Breezing low over the waves on his waveglass steed, the fisherman held his chin high as if he could feel his beloved’s fingertips brushing his face in the cold spray of the clashing sea, then he dipped the depleted ray down into the water, cutting through the crests of the storm-ridden surface. The leaking leviathan absorbed every drop of water it came in contact with, refilling the holes in its wings and replenishing what volume had bled away. Reanimated, the Dangler pulled his steed into a steep ascent, ready for another round with immortal Syn.
III. Three More
Astray nudged the fallen roc awake. Its massive body was far too big for the wheelbarrow. Its broad wings hung limply to either side, dipping into the sea. Singed feathers and drops of plum blood fell into the water. A ring of silent, shaggy fins closed in, drawn to the undefended flesh.
The cub pounced on the roc’s chest, forcing it to breathe. Its body shook in a wretched spasm. Astray bit the final petal off his necklace, stuck his head between the roc’s beak, and dropped the petal down its throat. He pulled his head back just before the deadly beak snapped shut. The bird of war gasped and jolted upright as if shocked awake in the middle of a gripping dream.

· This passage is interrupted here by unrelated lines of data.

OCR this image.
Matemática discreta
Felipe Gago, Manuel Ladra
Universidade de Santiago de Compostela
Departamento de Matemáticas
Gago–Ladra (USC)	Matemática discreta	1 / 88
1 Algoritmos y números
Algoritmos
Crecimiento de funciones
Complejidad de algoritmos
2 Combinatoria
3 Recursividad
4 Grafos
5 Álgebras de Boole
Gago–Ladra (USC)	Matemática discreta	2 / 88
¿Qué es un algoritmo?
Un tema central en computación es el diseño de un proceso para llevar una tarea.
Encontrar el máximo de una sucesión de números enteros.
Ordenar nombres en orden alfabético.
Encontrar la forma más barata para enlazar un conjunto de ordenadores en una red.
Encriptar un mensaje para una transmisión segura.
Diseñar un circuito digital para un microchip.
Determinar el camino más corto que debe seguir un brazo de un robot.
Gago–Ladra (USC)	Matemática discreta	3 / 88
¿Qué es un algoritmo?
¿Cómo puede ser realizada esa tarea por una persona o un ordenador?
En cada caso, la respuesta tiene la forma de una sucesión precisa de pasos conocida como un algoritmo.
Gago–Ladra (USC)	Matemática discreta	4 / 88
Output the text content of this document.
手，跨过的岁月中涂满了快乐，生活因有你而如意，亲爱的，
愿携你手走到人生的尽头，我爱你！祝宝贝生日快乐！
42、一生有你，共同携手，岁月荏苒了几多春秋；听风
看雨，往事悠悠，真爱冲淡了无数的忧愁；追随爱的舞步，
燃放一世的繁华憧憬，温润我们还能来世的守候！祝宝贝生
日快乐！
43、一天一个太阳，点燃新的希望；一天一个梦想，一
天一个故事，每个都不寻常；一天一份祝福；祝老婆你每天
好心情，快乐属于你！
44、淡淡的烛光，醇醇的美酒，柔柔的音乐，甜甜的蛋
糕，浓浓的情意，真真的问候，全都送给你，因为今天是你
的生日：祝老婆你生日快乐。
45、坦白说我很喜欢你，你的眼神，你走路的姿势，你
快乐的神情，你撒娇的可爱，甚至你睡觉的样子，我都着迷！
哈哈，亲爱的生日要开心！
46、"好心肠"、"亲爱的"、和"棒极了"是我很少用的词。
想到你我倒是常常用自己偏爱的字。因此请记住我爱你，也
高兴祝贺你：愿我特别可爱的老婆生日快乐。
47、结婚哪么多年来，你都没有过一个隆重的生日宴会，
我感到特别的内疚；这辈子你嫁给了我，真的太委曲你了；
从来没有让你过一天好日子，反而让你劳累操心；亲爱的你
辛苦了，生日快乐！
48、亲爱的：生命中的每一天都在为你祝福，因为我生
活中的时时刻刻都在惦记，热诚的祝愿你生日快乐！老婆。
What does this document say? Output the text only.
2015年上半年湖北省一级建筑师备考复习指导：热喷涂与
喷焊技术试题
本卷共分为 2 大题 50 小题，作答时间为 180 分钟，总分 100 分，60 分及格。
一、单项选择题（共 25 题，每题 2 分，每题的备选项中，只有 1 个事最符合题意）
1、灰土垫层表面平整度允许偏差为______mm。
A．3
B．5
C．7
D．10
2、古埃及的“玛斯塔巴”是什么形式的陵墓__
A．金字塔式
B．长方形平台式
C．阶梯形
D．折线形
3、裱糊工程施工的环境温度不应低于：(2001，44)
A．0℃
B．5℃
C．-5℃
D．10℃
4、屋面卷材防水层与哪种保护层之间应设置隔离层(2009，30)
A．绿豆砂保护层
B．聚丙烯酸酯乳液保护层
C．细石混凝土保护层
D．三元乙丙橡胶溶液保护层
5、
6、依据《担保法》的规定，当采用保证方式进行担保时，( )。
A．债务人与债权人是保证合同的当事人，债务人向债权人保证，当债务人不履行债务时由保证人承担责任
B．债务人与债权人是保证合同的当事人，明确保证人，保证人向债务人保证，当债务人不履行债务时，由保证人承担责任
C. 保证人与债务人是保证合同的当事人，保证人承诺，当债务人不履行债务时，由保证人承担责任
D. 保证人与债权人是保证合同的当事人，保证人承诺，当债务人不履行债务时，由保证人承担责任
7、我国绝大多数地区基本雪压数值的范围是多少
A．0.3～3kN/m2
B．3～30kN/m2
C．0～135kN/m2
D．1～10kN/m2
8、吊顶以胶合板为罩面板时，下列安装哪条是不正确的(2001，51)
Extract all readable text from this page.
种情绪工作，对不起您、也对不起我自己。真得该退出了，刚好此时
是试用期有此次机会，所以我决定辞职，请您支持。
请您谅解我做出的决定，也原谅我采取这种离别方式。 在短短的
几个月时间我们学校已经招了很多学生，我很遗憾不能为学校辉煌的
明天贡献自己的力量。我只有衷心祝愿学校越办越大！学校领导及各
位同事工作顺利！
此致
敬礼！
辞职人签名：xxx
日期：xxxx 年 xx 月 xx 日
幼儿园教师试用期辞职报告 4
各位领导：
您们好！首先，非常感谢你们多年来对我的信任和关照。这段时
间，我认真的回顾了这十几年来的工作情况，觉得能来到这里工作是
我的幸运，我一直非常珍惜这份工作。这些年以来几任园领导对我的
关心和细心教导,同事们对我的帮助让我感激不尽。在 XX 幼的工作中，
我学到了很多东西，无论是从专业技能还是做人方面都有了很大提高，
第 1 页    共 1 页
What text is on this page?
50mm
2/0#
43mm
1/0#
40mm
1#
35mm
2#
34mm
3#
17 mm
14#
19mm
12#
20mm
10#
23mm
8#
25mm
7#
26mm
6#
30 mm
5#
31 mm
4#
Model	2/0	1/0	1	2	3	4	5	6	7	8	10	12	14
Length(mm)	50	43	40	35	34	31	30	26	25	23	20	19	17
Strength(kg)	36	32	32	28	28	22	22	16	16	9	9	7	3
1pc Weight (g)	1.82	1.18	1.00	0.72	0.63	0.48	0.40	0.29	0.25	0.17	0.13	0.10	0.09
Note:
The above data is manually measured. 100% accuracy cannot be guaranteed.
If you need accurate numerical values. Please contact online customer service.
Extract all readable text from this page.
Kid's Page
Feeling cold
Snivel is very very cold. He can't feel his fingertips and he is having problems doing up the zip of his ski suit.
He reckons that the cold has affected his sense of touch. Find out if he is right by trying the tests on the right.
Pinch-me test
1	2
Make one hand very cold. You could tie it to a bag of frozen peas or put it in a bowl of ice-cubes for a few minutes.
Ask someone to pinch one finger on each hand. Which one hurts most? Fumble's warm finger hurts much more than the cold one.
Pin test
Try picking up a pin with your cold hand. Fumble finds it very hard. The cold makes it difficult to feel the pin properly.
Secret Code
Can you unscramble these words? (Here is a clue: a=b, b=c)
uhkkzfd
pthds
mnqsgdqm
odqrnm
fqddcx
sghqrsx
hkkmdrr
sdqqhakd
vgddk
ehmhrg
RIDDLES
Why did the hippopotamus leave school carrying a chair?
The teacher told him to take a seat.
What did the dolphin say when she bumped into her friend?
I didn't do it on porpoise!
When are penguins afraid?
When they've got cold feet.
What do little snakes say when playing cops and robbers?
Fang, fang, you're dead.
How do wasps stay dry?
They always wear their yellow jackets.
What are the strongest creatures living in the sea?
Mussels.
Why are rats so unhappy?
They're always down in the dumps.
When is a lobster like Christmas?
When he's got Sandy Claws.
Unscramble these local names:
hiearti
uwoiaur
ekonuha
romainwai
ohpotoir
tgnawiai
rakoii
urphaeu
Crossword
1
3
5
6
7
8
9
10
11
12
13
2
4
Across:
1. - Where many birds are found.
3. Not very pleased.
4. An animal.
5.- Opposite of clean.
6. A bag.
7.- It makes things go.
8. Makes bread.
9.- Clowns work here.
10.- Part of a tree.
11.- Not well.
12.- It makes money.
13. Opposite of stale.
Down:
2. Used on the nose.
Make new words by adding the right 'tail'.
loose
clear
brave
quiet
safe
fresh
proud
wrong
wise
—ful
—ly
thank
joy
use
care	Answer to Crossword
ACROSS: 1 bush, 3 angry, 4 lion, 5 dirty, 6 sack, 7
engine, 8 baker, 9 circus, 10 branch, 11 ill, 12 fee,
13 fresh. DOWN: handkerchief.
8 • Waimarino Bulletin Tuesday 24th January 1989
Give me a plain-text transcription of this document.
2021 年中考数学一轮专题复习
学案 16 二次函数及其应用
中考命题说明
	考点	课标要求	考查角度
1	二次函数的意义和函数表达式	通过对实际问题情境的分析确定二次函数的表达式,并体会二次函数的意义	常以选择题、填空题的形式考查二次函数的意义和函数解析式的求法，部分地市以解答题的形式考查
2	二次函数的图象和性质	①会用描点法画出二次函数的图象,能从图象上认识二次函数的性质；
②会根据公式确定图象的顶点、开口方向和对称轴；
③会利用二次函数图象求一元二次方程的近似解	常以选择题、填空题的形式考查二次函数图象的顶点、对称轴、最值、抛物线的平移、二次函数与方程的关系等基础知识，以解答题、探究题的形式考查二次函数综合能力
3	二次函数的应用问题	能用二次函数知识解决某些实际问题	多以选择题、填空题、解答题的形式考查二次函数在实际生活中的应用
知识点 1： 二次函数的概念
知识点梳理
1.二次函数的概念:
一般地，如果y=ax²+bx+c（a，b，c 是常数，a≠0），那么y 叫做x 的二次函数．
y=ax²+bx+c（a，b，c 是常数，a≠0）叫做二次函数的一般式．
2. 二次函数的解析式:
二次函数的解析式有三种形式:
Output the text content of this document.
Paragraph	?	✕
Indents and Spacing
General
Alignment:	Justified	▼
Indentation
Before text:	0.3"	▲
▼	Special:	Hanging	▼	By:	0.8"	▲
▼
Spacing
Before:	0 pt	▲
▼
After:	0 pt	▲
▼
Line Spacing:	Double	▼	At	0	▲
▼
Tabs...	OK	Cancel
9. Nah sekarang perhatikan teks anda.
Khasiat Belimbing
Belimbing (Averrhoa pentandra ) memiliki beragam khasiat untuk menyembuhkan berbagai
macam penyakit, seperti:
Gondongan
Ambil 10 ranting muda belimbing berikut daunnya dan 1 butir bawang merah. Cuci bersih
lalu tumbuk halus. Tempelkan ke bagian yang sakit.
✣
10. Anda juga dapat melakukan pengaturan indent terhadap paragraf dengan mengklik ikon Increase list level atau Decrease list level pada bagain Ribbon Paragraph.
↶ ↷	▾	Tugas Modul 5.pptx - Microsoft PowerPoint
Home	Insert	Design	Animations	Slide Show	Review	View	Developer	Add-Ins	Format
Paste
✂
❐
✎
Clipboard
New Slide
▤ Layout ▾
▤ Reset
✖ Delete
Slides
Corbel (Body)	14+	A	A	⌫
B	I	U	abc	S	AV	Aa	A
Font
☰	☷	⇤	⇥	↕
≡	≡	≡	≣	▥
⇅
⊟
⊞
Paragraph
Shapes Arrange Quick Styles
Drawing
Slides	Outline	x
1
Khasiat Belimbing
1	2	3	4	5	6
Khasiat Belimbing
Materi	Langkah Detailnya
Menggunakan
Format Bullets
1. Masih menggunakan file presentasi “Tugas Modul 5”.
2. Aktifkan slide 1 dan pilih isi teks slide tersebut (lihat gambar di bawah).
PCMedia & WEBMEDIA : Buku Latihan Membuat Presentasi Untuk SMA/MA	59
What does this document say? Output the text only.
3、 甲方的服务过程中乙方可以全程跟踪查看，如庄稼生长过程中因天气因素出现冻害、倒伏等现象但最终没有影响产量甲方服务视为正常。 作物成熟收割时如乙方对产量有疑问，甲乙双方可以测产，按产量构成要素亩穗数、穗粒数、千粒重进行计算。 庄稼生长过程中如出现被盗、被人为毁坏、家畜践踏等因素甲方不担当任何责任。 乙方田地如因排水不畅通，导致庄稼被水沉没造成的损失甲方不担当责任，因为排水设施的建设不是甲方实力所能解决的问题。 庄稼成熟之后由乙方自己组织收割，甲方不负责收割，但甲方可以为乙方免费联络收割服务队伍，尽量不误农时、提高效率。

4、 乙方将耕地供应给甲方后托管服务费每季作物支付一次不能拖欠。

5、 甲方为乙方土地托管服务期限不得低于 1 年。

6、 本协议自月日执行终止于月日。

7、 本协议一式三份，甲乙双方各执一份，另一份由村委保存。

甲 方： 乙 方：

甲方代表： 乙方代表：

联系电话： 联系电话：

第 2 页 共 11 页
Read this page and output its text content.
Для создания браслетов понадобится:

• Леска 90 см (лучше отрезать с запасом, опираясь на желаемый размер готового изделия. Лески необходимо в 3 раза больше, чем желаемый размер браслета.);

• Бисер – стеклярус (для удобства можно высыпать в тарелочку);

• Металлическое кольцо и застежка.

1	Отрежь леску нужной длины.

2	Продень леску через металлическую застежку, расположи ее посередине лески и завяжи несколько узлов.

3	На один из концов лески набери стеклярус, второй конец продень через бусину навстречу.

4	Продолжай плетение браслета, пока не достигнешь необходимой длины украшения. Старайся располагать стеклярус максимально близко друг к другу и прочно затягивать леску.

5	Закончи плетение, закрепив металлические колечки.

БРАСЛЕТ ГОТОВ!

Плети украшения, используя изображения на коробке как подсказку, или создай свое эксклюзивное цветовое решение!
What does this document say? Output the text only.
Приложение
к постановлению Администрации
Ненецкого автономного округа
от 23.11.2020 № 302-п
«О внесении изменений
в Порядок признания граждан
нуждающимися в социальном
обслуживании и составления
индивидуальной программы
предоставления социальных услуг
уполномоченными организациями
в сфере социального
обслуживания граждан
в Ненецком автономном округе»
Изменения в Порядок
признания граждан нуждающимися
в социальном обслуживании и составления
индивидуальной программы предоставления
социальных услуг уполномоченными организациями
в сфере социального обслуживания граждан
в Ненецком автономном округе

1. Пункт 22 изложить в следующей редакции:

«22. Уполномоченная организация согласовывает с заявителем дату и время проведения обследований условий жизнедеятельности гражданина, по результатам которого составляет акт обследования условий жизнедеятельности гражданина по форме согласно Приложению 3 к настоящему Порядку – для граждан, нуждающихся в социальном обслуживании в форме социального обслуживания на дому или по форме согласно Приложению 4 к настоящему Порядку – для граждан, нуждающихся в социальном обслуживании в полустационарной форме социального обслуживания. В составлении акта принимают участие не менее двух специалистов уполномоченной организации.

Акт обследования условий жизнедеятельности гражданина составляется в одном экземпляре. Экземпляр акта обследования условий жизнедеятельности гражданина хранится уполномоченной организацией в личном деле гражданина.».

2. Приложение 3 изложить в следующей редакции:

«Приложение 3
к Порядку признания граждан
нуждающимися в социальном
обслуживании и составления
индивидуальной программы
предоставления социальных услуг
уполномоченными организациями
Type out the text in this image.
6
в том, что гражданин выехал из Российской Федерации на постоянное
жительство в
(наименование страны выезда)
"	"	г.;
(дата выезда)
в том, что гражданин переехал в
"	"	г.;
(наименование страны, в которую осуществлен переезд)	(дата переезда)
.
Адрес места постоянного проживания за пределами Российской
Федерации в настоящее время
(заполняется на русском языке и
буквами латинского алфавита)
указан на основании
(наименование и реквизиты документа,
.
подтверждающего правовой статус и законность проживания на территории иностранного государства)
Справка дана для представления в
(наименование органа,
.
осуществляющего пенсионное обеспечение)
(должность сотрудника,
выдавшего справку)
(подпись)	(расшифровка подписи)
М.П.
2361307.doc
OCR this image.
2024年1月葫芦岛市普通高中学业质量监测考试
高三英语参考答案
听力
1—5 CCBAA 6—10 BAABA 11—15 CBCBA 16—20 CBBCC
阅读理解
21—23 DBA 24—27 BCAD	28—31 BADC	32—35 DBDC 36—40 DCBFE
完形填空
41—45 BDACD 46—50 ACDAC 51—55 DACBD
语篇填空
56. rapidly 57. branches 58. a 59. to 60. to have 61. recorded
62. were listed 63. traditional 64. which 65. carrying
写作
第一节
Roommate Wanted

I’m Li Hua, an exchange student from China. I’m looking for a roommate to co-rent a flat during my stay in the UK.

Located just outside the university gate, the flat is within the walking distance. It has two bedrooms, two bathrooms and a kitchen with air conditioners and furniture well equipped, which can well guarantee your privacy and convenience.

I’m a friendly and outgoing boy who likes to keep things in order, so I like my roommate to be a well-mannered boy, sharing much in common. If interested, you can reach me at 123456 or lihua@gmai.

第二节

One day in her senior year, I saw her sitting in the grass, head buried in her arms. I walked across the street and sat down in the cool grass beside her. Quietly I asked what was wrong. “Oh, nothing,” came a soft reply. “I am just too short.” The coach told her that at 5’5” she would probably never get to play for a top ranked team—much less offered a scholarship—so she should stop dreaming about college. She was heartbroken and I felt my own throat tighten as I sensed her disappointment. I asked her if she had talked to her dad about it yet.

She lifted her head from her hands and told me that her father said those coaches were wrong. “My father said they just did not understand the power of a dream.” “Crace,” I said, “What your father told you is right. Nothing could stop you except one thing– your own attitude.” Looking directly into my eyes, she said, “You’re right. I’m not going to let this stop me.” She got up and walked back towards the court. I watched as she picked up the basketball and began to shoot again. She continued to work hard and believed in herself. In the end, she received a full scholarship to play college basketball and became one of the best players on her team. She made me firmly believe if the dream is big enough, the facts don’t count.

Balanced precariously on the front lip of the floating cart, Astray looked apprehensively at the circling fins in the water, then he turned up to the roc and roar
ed like a fully grown lion. The great bird pumped its wings, using the surge from the cub’s bellow to gain the height to fly, but the downward thrust it reciprocated as it lifted off drove the bed of the wheelbarrow underwater. The roc coasted away into the east. The iron cart sank.
Wool fish closed in from all quarters, drawn to the bright white cub like moths to the light. Sensing a rare beast and a fine feast, they bared their teeth—row after row as sharp as rusty knives—and swarmed.